Engagement Quality Control Review For audits of listed entities and other selected audit engagements, engagement partner shall: a) Determine that an engagement quality control reviewer has been appointed; b) Discuss significant matters arising during the audit engagement, including those identified during the engagement quality control review, with the engagement quality control reviewer; and c) Not date the auditor's report until the completion of the engagement quality control review.
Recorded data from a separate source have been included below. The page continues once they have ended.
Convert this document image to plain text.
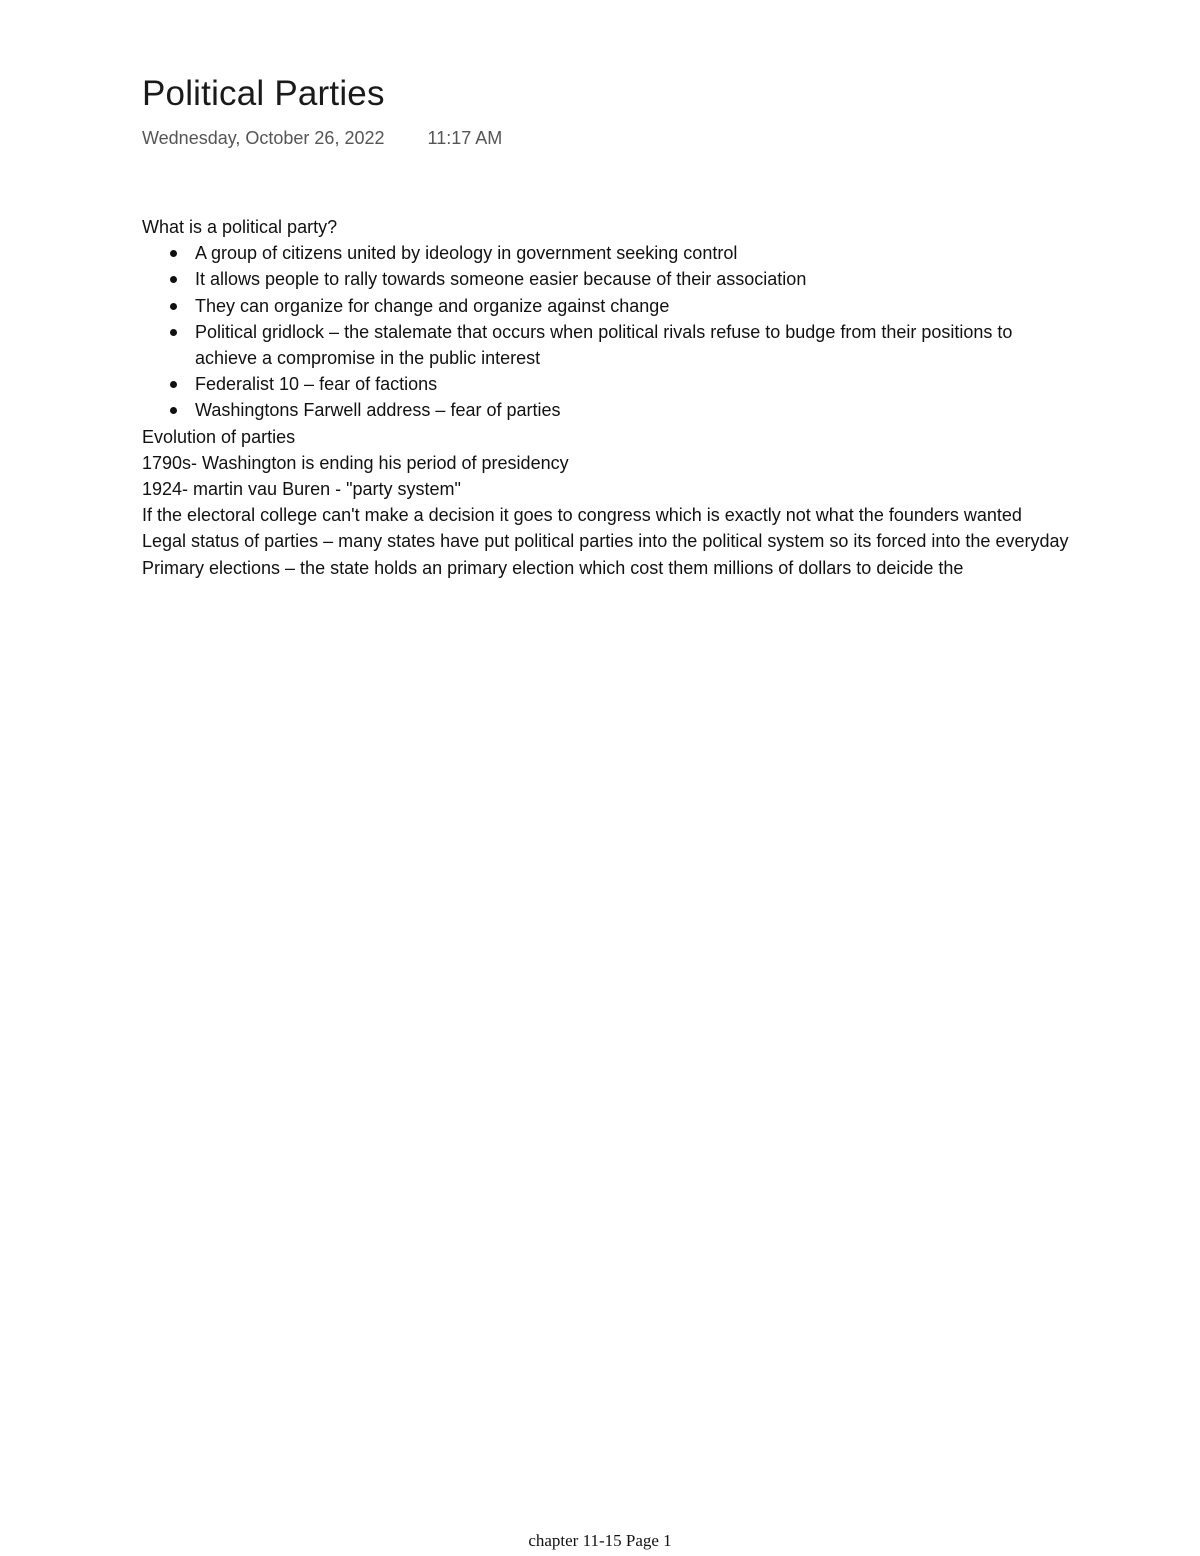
Political Parties
Wednesday, October 26, 2022 11:17 AM

What is a political party?

A group of citizens united by ideology in government seeking control
It allows people to rally towards someone easier because of their association
They can organize for change and organize against change
Political gridlock – the stalemate that occurs when political rivals refuse to budge from their positions to achieve a compromise in the public interest
Federalist 10 – fear of factions
Washingtons Farwell address – fear of parties

Evolution of parties

1790s- Washington is ending his period of presidency

1924- martin vau Buren - "party system"

If the electoral college can't make a decision it goes to congress which is exactly not what the founders wanted

Legal status of parties – many states have put political parties into the political system so its forced into the everyday

Primary elections – the state holds an primary election which cost them millions of dollars to deicide the

chapter 11-15 Page 1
Q9: a) A complex group structure, especially where there are frequent acquisitions, disposals or reorganizations. Poor corporate governance structures, including decision-making processes, that are not transparent. Components operating in foreign jurisdictions may be exposed to factors such as unusual government intervention in trade and fiscal policy, and restrictions on currency and dividend movements; and fluctuations in exchange rates. Unusual related party relationships and transactions. Prior occurrences of intra-group account balances that did not balance or reconcile on consolidation. The existence of complex transactions that are accounted for in more than one component. Components' application of accounting policies that differ from those applied to the group financial statements. Components with different financial year-ends, which may be utilized to manipulate the timing of transactions. Prior occurrences of unauthorized or incomplete consolidation adjustments. Aggressive tax planning within the group, or large cash transactions with entities in tax havens. Frequent changes of auditors engaged to audit the financial statements of components. b) Large, unusual or non-recurring transactions. Circumstances where errors are difficult to define, anticipate or predict. In changing circumstances that require a control response outside the scope of an existing control. In monitoring the effectiveness of automated controls. c) The objective of an audit is to express an opinion on the financial statements, whether the financial statement give a true and fair view, and are presented fairly, in all material aspects, in accordance with the applicable financial reporting framework. d) In the context of audit opinion, reasonable assurance is a high, but not an absolute level of assurance. The auditor, in order to give audit opinion, has to obtain sufficient and appropriate audit evidence so as to conclusions on which to base his audit opinion. It also implies that the Audit risk will be reduced to an acceptably low level, but not to zero.